# my saved from the dump prop.



## frightgirl (Aug 1, 2015)

http://www.hauntforum.com/album.php?albumid=1707








I rescued George from the trash. His face was peeling and his head had came off his body. I think he looks good and was excited to give him a makeover.


----------



## RoxyBlue (Oct 6, 2008)

You need to copy and paste the IMG code into your post for your photo to appear. Refer to this thread for help:

http://www.hauntforum.com/showthread.php?t=36928


----------



## Pumpkin5 (Aug 8, 2010)

:jol:Wow! George turned out great!


----------



## deadSusan (Jun 26, 2013)

Wow it's amazing what people throw away.
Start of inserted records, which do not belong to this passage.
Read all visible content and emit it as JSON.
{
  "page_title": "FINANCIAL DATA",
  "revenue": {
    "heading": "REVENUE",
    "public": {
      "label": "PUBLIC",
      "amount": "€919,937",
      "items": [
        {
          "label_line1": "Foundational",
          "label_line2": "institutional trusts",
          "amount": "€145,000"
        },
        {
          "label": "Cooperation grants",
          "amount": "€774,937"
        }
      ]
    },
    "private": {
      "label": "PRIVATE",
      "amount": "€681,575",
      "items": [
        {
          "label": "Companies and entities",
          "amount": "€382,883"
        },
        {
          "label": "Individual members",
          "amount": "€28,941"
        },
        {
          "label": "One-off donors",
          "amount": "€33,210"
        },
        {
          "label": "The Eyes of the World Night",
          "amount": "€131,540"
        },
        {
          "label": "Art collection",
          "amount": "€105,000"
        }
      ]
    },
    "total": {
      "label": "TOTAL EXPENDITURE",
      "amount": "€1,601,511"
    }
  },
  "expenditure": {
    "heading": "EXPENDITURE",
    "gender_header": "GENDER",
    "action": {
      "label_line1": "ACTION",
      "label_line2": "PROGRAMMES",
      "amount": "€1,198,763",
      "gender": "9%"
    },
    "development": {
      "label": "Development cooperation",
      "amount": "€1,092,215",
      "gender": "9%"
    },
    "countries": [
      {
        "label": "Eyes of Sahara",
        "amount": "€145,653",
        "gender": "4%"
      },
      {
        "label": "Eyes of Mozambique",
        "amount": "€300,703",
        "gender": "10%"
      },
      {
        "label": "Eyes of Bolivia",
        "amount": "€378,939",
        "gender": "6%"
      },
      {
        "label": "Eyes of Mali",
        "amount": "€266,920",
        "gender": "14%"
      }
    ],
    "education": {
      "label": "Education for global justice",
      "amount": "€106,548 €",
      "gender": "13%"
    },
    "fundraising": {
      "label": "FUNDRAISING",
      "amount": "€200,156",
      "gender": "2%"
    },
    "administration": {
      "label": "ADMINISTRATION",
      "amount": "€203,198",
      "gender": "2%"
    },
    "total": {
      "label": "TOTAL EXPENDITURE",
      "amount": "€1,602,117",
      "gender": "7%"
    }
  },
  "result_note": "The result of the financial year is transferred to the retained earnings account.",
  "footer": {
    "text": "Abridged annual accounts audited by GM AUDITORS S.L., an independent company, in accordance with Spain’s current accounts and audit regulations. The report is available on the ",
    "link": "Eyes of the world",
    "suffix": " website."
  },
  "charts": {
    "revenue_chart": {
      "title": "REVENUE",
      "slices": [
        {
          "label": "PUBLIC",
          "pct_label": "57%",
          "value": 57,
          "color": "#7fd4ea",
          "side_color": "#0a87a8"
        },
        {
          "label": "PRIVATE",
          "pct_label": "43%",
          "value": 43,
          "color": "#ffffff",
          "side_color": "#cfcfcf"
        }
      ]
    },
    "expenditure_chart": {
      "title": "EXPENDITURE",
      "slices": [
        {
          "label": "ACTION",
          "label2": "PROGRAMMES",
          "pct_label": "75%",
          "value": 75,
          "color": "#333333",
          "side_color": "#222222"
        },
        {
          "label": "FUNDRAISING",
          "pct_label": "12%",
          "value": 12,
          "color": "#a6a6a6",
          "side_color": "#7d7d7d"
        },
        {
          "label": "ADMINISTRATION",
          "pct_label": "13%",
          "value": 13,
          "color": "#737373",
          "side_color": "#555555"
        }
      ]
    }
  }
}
Good rescue!


----------



## Hairazor (Mar 13, 2012)

Way to repurposed!


----------



## RoxyBlue (Oct 6, 2008)

Well, apparently I'm the only one who can't see him.....


----------



## Hairazor (Mar 13, 2012)

I went to frightgirl's site and George was in an album


----------



## BillyVanpire (Apr 22, 2015)

looks great!


----------



## Copchick (Apr 10, 2012)

Roxy - I couldn't see him either in the original post until BV posted the pic. 

Nice score frightgirl!


----------



## Haunted Bayou (Feb 16, 2007)

Never would have known he was in such bad shape.


----------



## madmomma (Jul 1, 2009)

Great cosmetology job on George. Looks dead as new!


----------



## elputas69 (Oct 27, 2014)

Looks great. Good job!


----------



## Clown Guy (Sep 4, 2015)

I can't believe someone threw that away! I would have saved him too! Nice work!


----------



## punkineater (Apr 26, 2014)

Great save & makeover:lolkin:


----------